Sen. Olympia Snowe’s retirement, announced Tuesday, will mean the loss of yet another moderate for the U.S. Senate. A disproportionate number of the 10 senators who have declined to seek reelection this year tend to stray from their party line, including Snowe, Democrat Ben Nelson of Nebraska, and independent Joe Lieberman, who caucuses with the Democrats. This time next year, only five of the so-called Gang of 14, who sought to find common ground to prevent judicial filibusters in the Bush administration, will remain in the Senate.
But though Snowe said in a statement that she did not want to endure the “continued partisanship of recent years,” it’s also quite likely that after serving 34 years in Washington, 16 in the House and 18 in the Senate, the 65-year-old Maine politician may just be ready to retire. Notwithstanding the continued partisan bickering on Capitol Hill, many of these moderates could just be retiring for the same reason most people do—because they’ve reached or exceeded retirement age. Here’s a look at some of the other older incumbents who are leaving public office this year and why they’re stepping down:
Nelson is a 70-year-old Democrat who has served two terms in the Senate representing Nebraska. He has long had a reputation in the Senate for marching to the beat of his own drum and has crossed over to support a number of major Republican initiatives, including the Bush tax cuts and the Iraq War. Nelson was consistently listed as the most conservative Democrat in the Senate by a variety of ranking systems. But while he warned of “the radical left” and “the radical right” in a video he released to announce his retirement, he based his decision on wanting to “move on” and enjoy retirement and the millions he accumulated as an insurance-industry executive, rather than another six years in Washington.
The former Democratic nominee for vice president announced his impending retirement more than a year ago. Lieberman had left himself a man without a party after losing the 2006 Democratic primary over his support for the Iraq War. He then successfully ran for reelection as an independent, effectively as the Republican nominee, although he continued caucusing with the Democrats. Lieberman continued to alienate Democrats by crossing over to campaign for John McCain in the 2008 election, serving as one of the McCain campaign’s most effective surrogates, while maintaining that he was a Democrat. The result left him despised by many Democrats, and while Republicans had supported him in 2006, in the age of the Tea Party it would have been difficult for a candidate who was a crusading liberal on issues like abortion and gay rights to get GOP support. Left with no path to victory, Lieberman opted to go off peacefully into the sunset instead of fighting a doomed battle for reelection.
Kay Bailey Hutchison
The Texas senator would not have been described as a moderate five years ago.
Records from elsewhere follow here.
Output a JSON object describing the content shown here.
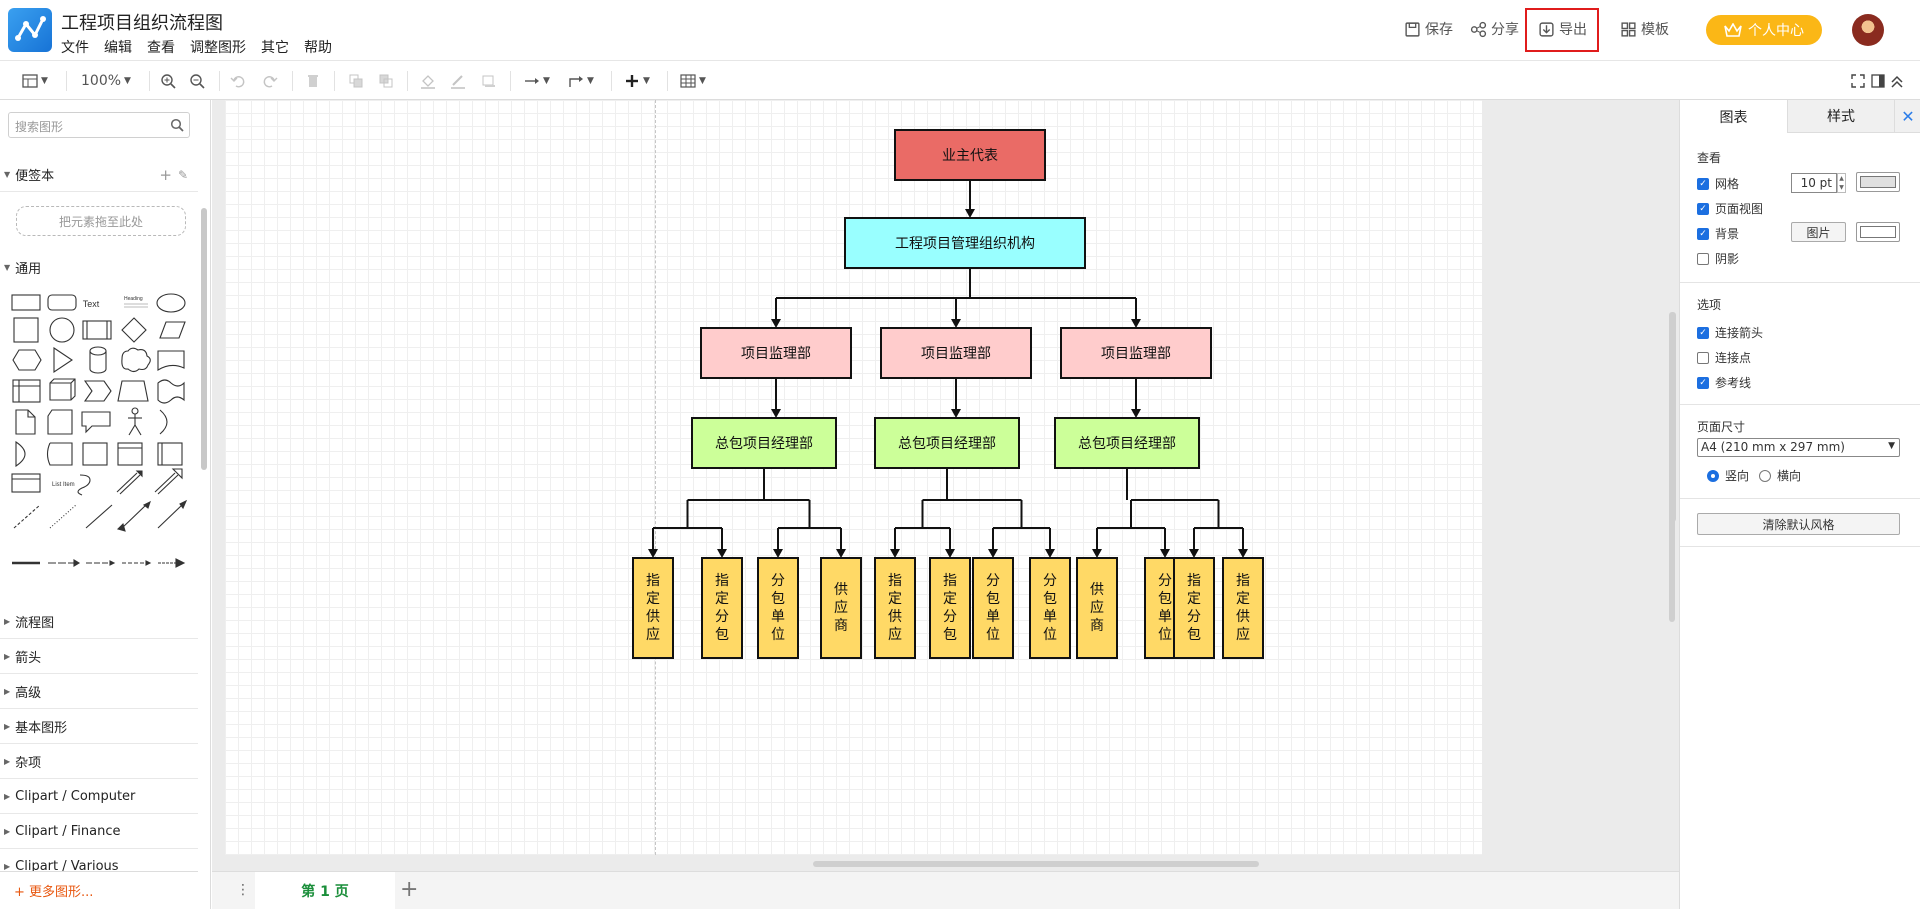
{
  "header": {
    "title": "工程项目组织流程图",
    "menus": [
      "文件",
      "编辑",
      "查看",
      "调整图形",
      "其它",
      "帮助"
    ],
    "save_label": "保存",
    "share_label": "分享",
    "export_label": "导出",
    "template_label": "模板",
    "vip_label": "个人中心",
    "accent_color": "#fbb716",
    "highlight_color": "#e01c1c"
  },
  "toolbar": {
    "zoom": "100%",
    "icons": [
      "layout-icon",
      "zoom-in-icon",
      "zoom-out-icon",
      "undo-icon",
      "redo-icon",
      "delete-icon",
      "to-front-icon",
      "to-back-icon",
      "fill-color-icon",
      "line-color-icon",
      "shadow-icon",
      "connection-icon",
      "waypoint-icon",
      "insert-icon",
      "table-icon",
      "fullscreen-icon",
      "format-panel-icon",
      "collapse-icon"
    ]
  },
  "left_panel": {
    "search_placeholder": "搜索图形",
    "scratchpad_label": "便签本",
    "scratchpad_drop": "把元素拖至此处",
    "general_label": "通用",
    "text_shape_label": "Text",
    "heading_shape_label": "Heading",
    "list_shape_label": "List Item",
    "sections": [
      "流程图",
      "箭头",
      "高级",
      "基本图形",
      "杂项",
      "Clipart / Computer",
      "Clipart / Finance",
      "Clipart / Various"
    ],
    "more_shapes": "+ 更多图形..."
  },
  "diagram": {
    "root": {
      "label": "业主代表",
      "color": "#ea6b66"
    },
    "org": {
      "label": "工程项目管理组织机构",
      "color": "#99ffff"
    },
    "supervisors": {
      "label": "项目监理部",
      "color": "#ffcccc",
      "count": 3
    },
    "managers": {
      "label": "总包项目经理部",
      "color": "#ccff99",
      "count": 3
    },
    "units": {
      "color": "#ffd966",
      "labels": [
        "指定供应",
        "指定分包",
        "分包单位",
        "供应商",
        "指定供应",
        "指定分包",
        "分包单位",
        "分包单位",
        "供应商",
        "分包单位",
        "指定分包",
        "指定供应"
      ]
    }
  },
  "page_bar": {
    "page_label": "第 1 页",
    "add_label": "+"
  },
  "right_panel": {
    "tab_diagram": "图表",
    "tab_style": "样式",
    "close": "✕",
    "view_title": "查看",
    "grid_label": "网格",
    "grid_size": "10 pt",
    "page_view_label": "页面视图",
    "background_label": "背景",
    "image_button": "图片",
    "shadow_label": "阴影",
    "options_title": "选项",
    "connection_arrows_label": "连接箭头",
    "connection_points_label": "连接点",
    "guides_label": "参考线",
    "page_size_title": "页面尺寸",
    "page_size_value": "A4 (210 mm x 297 mm)",
    "portrait_label": "竖向",
    "landscape_label": "横向",
    "clear_style_button": "清除默认风格",
    "checked": {
      "grid": true,
      "page_view": true,
      "background": true,
      "shadow": false,
      "connection_arrows": true,
      "connection_points": false,
      "guides": true
    }
  }
}
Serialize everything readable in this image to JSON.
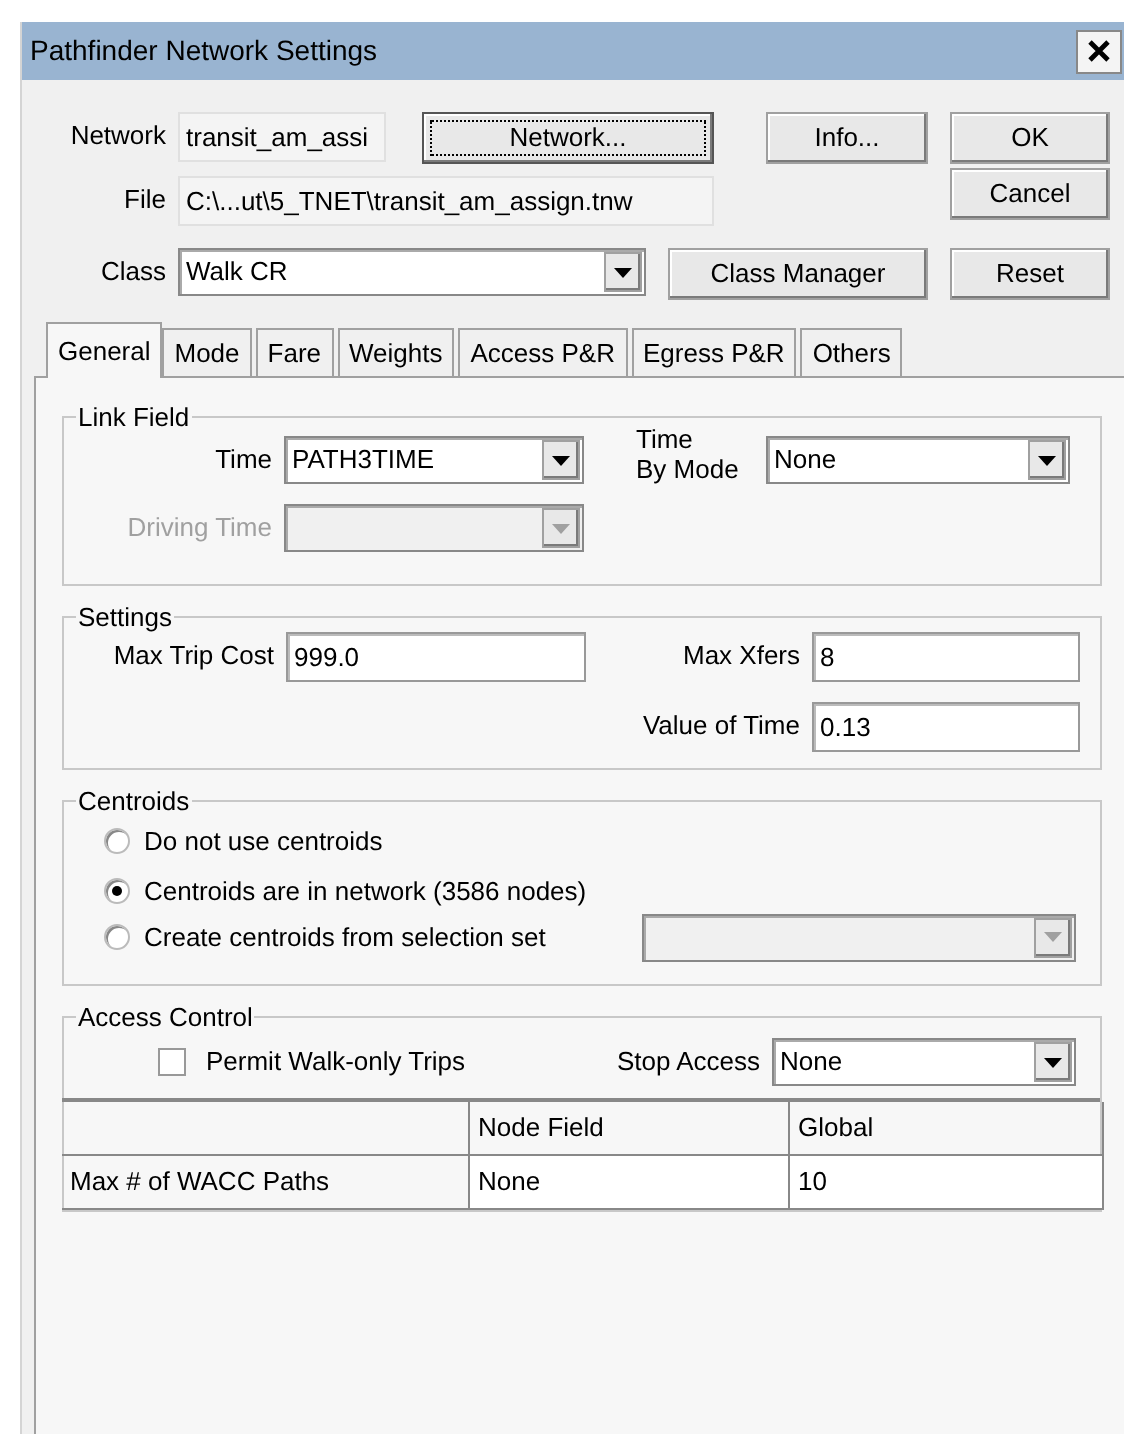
{
  "window": {
    "title": "Pathfinder Network Settings"
  },
  "network": {
    "label": "Network",
    "value": "transit_am_assi"
  },
  "file": {
    "label": "File",
    "value": "C:\\...ut\\5_TNET\\transit_am_assign.tnw"
  },
  "class": {
    "label": "Class",
    "value": "Walk CR"
  },
  "buttons": [
    {
      "label": "Network...",
      "focused": true
    },
    {
      "label": "Info...",
      "focused": false
    },
    {
      "label": "OK",
      "focused": false
    },
    {
      "label": "Cancel",
      "focused": false
    },
    {
      "label": "Class Manager",
      "focused": false
    },
    {
      "label": "Reset",
      "focused": false
    }
  ],
  "tabs": [
    {
      "label": "General",
      "selected": true
    },
    {
      "label": "Mode",
      "selected": false
    },
    {
      "label": "Fare",
      "selected": false
    },
    {
      "label": "Weights",
      "selected": false
    },
    {
      "label": "Access P&R",
      "selected": false
    },
    {
      "label": "Egress P&R",
      "selected": false
    },
    {
      "label": "Others",
      "selected": false
    }
  ],
  "link_field": {
    "title": "Link Field",
    "time": {
      "label": "Time",
      "value": "PATH3TIME",
      "disabled": false
    },
    "time_by_mode": {
      "label": "Time\nBy Mode",
      "value": "None",
      "disabled": false
    },
    "driving_time": {
      "label": "Driving Time",
      "disabled": true
    }
  },
  "settings": {
    "title": "Settings",
    "fields": [
      {
        "label": "Max Trip Cost",
        "value": "999.0"
      },
      {
        "label": "Max Xfers",
        "value": "8"
      },
      {
        "label": "Value of Time",
        "value": "0.13"
      }
    ]
  },
  "centroids": {
    "title": "Centroids",
    "options": [
      {
        "label": "Do not use centroids",
        "selected": false
      },
      {
        "label": "Centroids are in network (3586 nodes)",
        "selected": true
      },
      {
        "label": "Create centroids from selection set",
        "selected": false
      }
    ],
    "selection_set": {
      "disabled": true
    }
  },
  "access_control": {
    "title": "Access Control",
    "permit_walk_only": {
      "label": "Permit Walk-only Trips",
      "checked": false
    },
    "stop_access": {
      "label": "Stop Access",
      "value": "None",
      "disabled": false
    },
    "table": {
      "columns": [
        "Node Field",
        "Global"
      ],
      "rows": [
        {
          "label": "Max # of WACC Paths",
          "node_field": "None",
          "global": "10"
        }
      ]
    }
  }
}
Although she did deviate from GOP orthodoxy by being pro-choice, otherwise she was considered a mainstream conservative Republican. But her comparative position changed with the rise of the Tea Party after Barack Obama’s election in 2008. After being recruited to run for governor of Texas in a Republican primary against incumbent Rick Perry, she suffered a shellacking. Despite receiving more than 60 percent of the vote in her 2006 reelection campaign and being considered “the most popular elected official in the state,” she took barely 30 percent of the primary vote after Perry repeatedly accused her of being the candidate of big government. Although she was expected to resign after the GOP primary, win or lose, she was persuaded to carry on in the Senate in order to avoid a risky special election. As expected, the 68-year-old political veteran announced her retirement early last year and hasn’t looked back.
Unlike his retiring centrist peers, the first-term Virginia senator is by no means a political veteran: his Senate service has been his only experience in elected office. But Webb does have something in common with them—he also is eligible to collect Social Security. The 66-year-old has always been a bit of a lone wolf, and he’s had a varied career as a decorated combat veteran of the Marine Corps, secretary of the Navy, Emmy-winning journalist, and author of six novels. Webb was never wild about some of the nitty-gritty aspects of elected office and was not a very assiduous fundraiser. Considering he has done so many interesting and different things in his life, it seems likely he was just ready for his next career change.
Dick Lugar is not retiring. But the center-right Republican from Indiana may not be a candidate this November. He is facing a tough challenge to his right from Richard Mourdock, the Tea Party–backed state treasurer. A foreign-policy mandarin who is well respected on both sides of the aisle, Lugar is a model of an old-guard senator, and he’s had a blessed career, moving effortlessly from Eagle Scout to Rhodes scholar and on into politics. But as an earnest crusader against nuclear proliferation who is spending his 36th year in the Senate, he’s not exactly in tune with the modern Republican electorate. With Mourdock receiving support from right-wing lobbying groups like the Club for Growth and FreedomWorks, Lugar faces a close primary on May 8 and may be the next moderate to leave office. Still, like Olympia Snowe, he can point to increased partisanship and not just a desire for the quiet life as the reason he’s leaving office.